In spite of this problem, the show went on the air, featuring live segments from around the world. Canada's contribution included a conversation between the CBC's Stanley Burke, the Peter Mansbridge of his day, and famed philosopher and communications theorist Marshall McLuhan. Another segment from the United States showed preparations for the first launch of the Saturn V rocket that would later propel Apollo astronauts to the Moon.

But one segment from London, England, became the most memorable part of the show, which was watched by 150 million people in 26 countries. The Beatles performed a song specially composed for the show by John Lennon, "All You Need is Love." Joining the Beatles inside the studio was a full symphony orchestra and many friends of The Beatles, including The Rolling Stones, Eric Clapton, Keith Moon, Marianne Faithfull, and Graham Nash, who joined in the chorus of the song, which soon became a successful single release.

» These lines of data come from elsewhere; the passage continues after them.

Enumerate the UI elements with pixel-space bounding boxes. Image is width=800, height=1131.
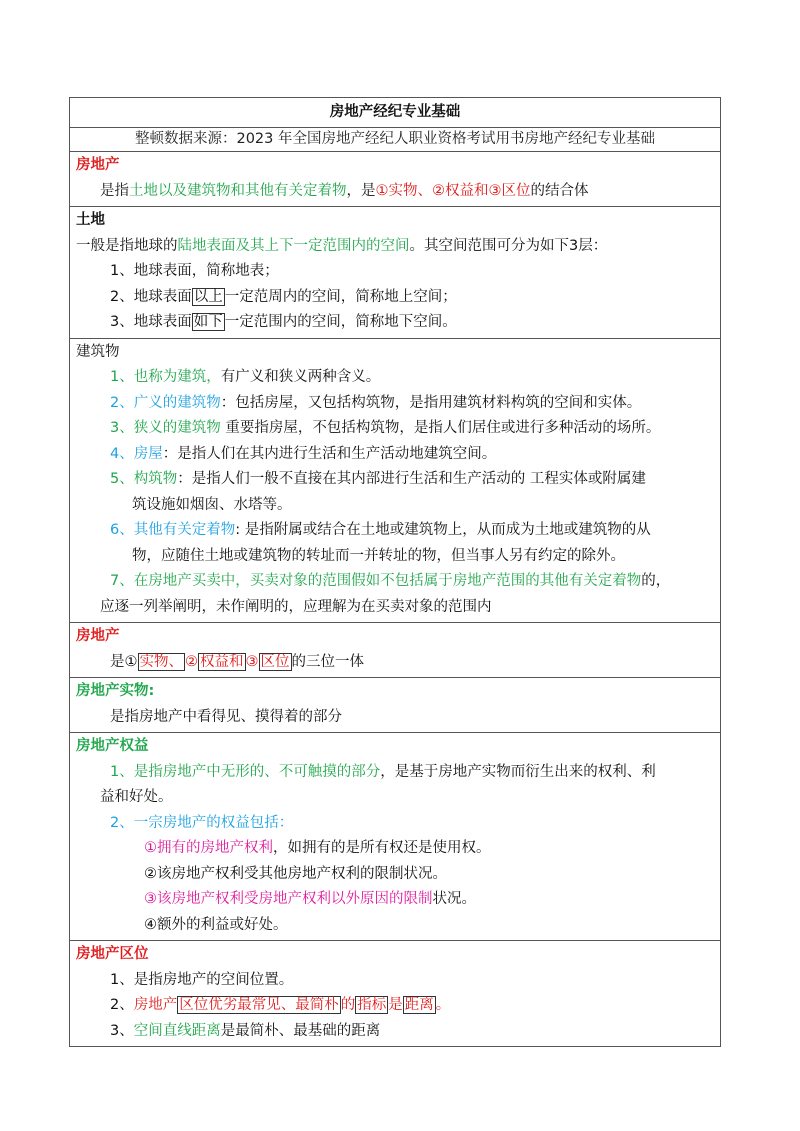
boxed-text: 距离 <box>404 997 434 1013</box>
highlight-text: 1、是指房地产中无形的、不可触摸的部分 <box>110 763 381 780</box>
source-row <box>69 128 721 152</box>
text: 的三位一体 <box>291 653 364 670</box>
section-heading: 房地产实物: <box>76 683 155 699</box>
text: ：是指人们一般不直接在其内部进行生活和生产活动的 工程实体或附属建 <box>177 471 646 487</box>
text: 。其空间范围可分为如下3层： <box>409 237 608 254</box>
list-item <box>76 569 714 595</box>
text: 2、地球表面 <box>110 288 192 305</box>
sub-item <box>76 887 714 913</box>
boxed-text: 区位 <box>260 653 290 670</box>
text: ，是 <box>346 182 376 199</box>
text: 是 <box>388 997 403 1013</box>
list-item <box>76 310 714 336</box>
section-real-estate-definition <box>69 152 721 207</box>
document-title: 房地产经纪专业基础 <box>329 104 461 120</box>
boxed-text: 实物、 <box>139 653 183 670</box>
text: 一定范围内的空间，简称地下空间。 <box>224 314 457 330</box>
list-item <box>76 285 714 311</box>
text: 2、 <box>110 997 134 1013</box>
text: ，是基于房地产实物而衍生出来的权利、利 <box>380 763 656 780</box>
text: 一定范周内的空间，简称地上空间； <box>224 288 457 305</box>
list-item <box>76 1019 714 1045</box>
text: 的 <box>340 997 356 1013</box>
text: ，如拥有的是所有权还是使用权。 <box>273 840 491 856</box>
text: 重要指房屋，不包括构筑物，是指人们居住或进行多种活动的场所。 <box>220 420 661 436</box>
list-item <box>76 416 714 442</box>
text: 3、地球表面 <box>110 314 192 330</box>
highlight-text: 2、广义的建筑物 <box>110 394 221 411</box>
boxed-text: 以上 <box>193 288 223 305</box>
highlight-text: 陆地表面及其上下一定范围内的空间 <box>177 237 410 254</box>
section-heading: 房地产 <box>76 628 120 644</box>
list-item-continuation: 应逐一列举阐明，未作阐明的，应理解为在买卖对象的范围内 <box>100 598 492 615</box>
list-item <box>76 391 714 417</box>
text: 的结合体 <box>530 182 589 199</box>
text: ：是指人们在其内进行生活和生产活动地建筑空间。 <box>162 445 497 462</box>
highlight-text: ③该房地产权利受房地产权利以外原因的限制 <box>144 891 433 907</box>
list-item <box>76 365 714 391</box>
highlight-text: ①实物、②权益和③区位 <box>375 182 531 199</box>
highlight-text: 5、构筑物 <box>110 471 178 487</box>
section-heading: 土地 <box>76 212 105 228</box>
highlight-text: 6、其他有关定着物 <box>110 522 236 538</box>
text: 状况。 <box>432 891 476 907</box>
list-item <box>76 442 714 468</box>
highlight-text: 土地以及建筑物和其他有关定着物 <box>129 182 347 199</box>
section-building <box>69 339 721 624</box>
list-item <box>76 467 714 493</box>
list-item: 1、地球表面，简称地表； <box>110 263 279 279</box>
sub-item: ④额外的利益或好处。 <box>144 916 288 933</box>
boxed-text: 如下 <box>193 314 223 330</box>
highlight-text: 3、狭义的建筑物 <box>110 420 221 436</box>
definition-line <box>76 179 714 205</box>
header-section <box>69 97 721 128</box>
text: 的， <box>641 573 671 589</box>
document-page <box>69 97 721 1047</box>
physical-definition: 是指房地产中看得见、摸得着的部分 <box>110 708 342 725</box>
highlight-text: 房地产 <box>133 997 178 1013</box>
land-definition-line <box>76 234 714 260</box>
boxed-text: 区位优劣最常见、最简朴 <box>179 997 339 1013</box>
section-real-estate-trinity <box>69 623 721 678</box>
highlight-text: ①拥有的房地产权利 <box>144 840 273 856</box>
sub-item <box>76 836 714 862</box>
list-item <box>76 760 714 786</box>
section-physical <box>69 678 721 733</box>
highlight-text: 4、房屋 <box>110 445 163 462</box>
text: 是最简朴、最基础的距离 <box>220 1022 381 1039</box>
list-item-continuation: 筑设施如烟囱、水塔等。 <box>132 496 292 513</box>
section-location <box>69 941 721 1047</box>
boxed-text: 指标 <box>357 997 387 1013</box>
section-land <box>69 207 721 339</box>
text: 是指 <box>100 182 129 199</box>
list-item <box>76 518 714 544</box>
section-rights <box>69 733 721 941</box>
section-heading: 房地产权益 <box>76 738 149 754</box>
highlight-text: 空间直线距离 <box>133 1022 221 1039</box>
section-heading: 房地产区位 <box>76 946 149 962</box>
text: ③ <box>245 653 259 670</box>
list-item: 2、一宗房地产的权益包括： <box>110 814 294 831</box>
text: ：包括房屋，又包括构筑物，是指用建筑材料构筑的空间和实体。 <box>220 394 642 411</box>
text: ② <box>185 653 198 670</box>
list-item-continuation: 益和好处。 <box>100 789 173 805</box>
text: 有广义和狭义两种含义。 <box>220 369 381 385</box>
text: 。 <box>435 997 451 1013</box>
text: 一般是指地球的 <box>76 237 178 254</box>
text: 3、 <box>110 1022 134 1039</box>
text: 是① <box>110 653 138 670</box>
sub-item: ②该房地产权利受其他房地产权利的限制状况。 <box>144 865 447 882</box>
boxed-text: 权益和 <box>200 653 244 670</box>
trinity-line <box>76 650 714 676</box>
highlight-text: 1、也称为建筑， <box>110 369 221 385</box>
list-item-continuation: 物，应随住土地或建筑物的转址而一并转址的物，但当事人另有约定的除外。 <box>132 547 625 564</box>
highlight-text: 7、在房地产买卖中，买卖对象的范围假如不包括属于房地产范围的其他有关定着物 <box>110 573 642 589</box>
section-heading: 建筑物 <box>76 343 120 360</box>
list-item: 1、是指房地产的空间位置。 <box>110 971 294 988</box>
list-item <box>76 993 714 1019</box>
section-heading: 房地产 <box>76 157 120 173</box>
document-source: 整顿数据来源：2023 年全国房地产经纪人职业资格考试用书房地产经纪专业基础 <box>134 131 655 147</box>
text: : 是指附属或结合在土地或建筑物上，从而成为土地或建筑物的从 <box>235 522 651 538</box>
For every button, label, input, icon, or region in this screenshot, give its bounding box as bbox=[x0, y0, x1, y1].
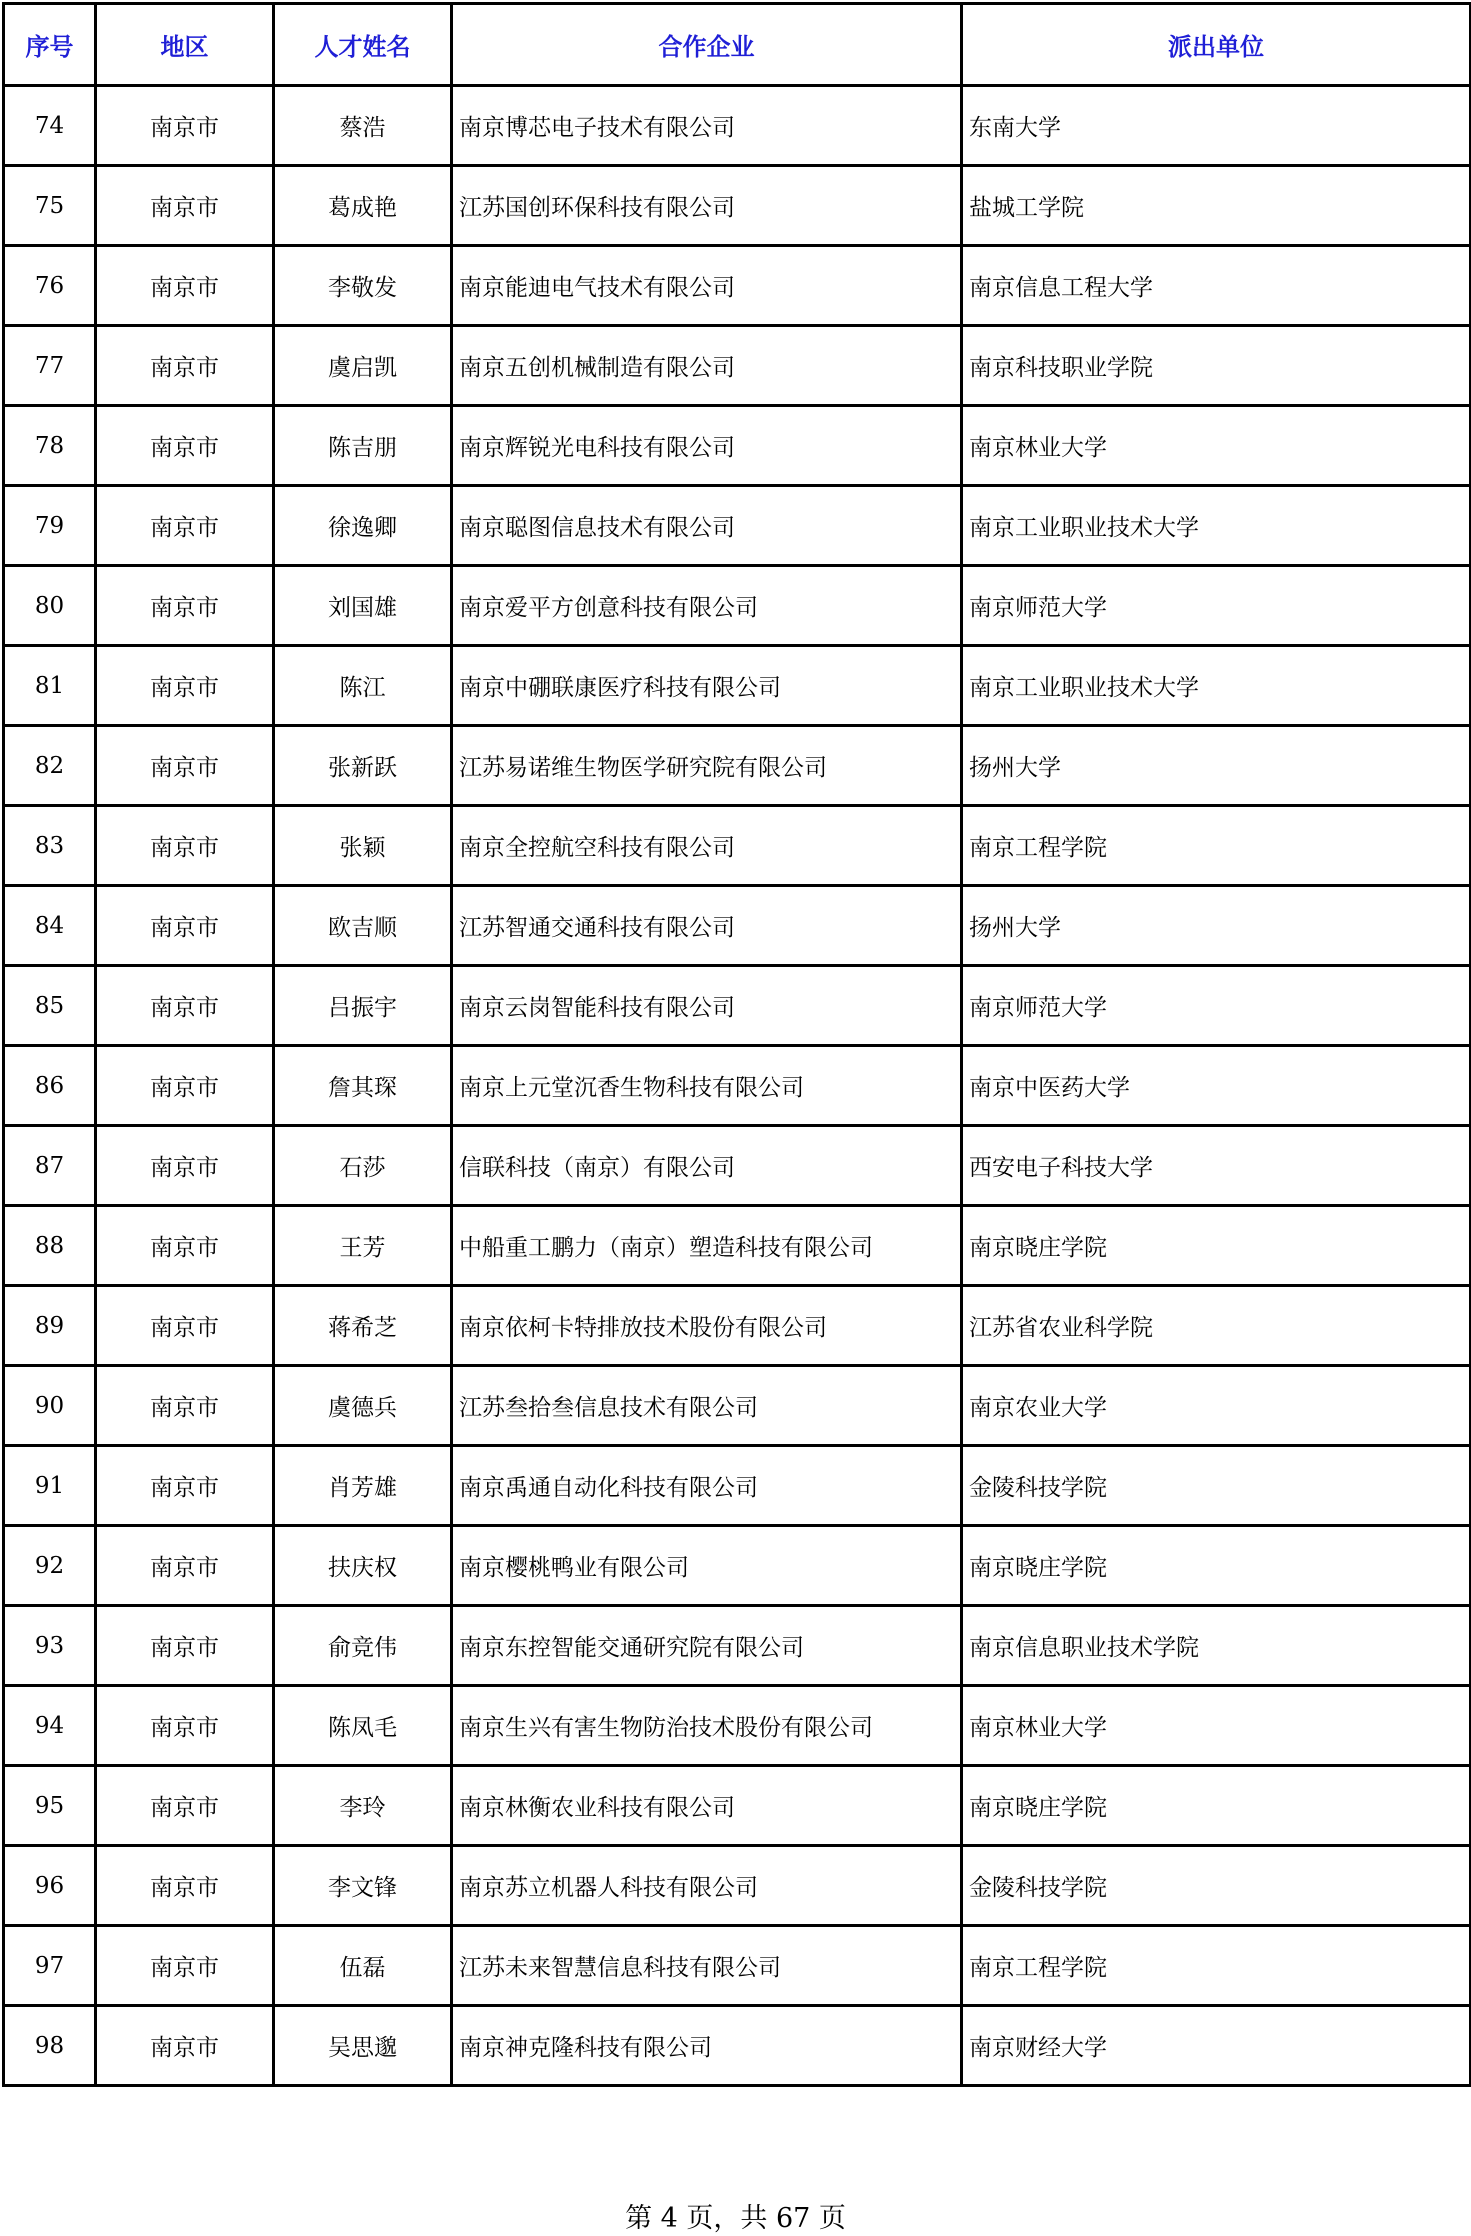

The entire show was broadcast in black and white, but the Beatles segment was later colourized when it was shown years later on The Beatles Anthology. The segment is also memorable because of the psychedelic attire worn by The Beatles and their friends for this event, which took place early in 1967's "Summer of Love."

Although appearances by The Beatles on live television were very rare by then, satellite television broadcasts from every corner of the Earth soon became commonplace, and thanks in part to Canadian advances in communications satellites, direct-to-home satellite services became part of everyday life in the late 1980s. Those satellite dishes are pointed at geostationary communications satellites.

The Olympics grew exponentially because of satellite broadcasting. After the initial broadcasts from Tokyo in 1964, Olympic Games starting in 1968 were broadcast around the world as a matter of routine.

Even though the Sochi Winter Olympics this month took place on the other side of the Earth, the broadcasts had the same quality and immediacy as the 2010 Winter Olympics that took place in our back yard in Vancouver, thanks in a large degree to satellite technology.

The availability of satellite broadcast technology has changed our lives, and The Beatles and the Olympics all featured in the early history of this advance. Whenever I hear that great Beatles anthem, "All You Need is Love," I think of the satellite technology that spawned it.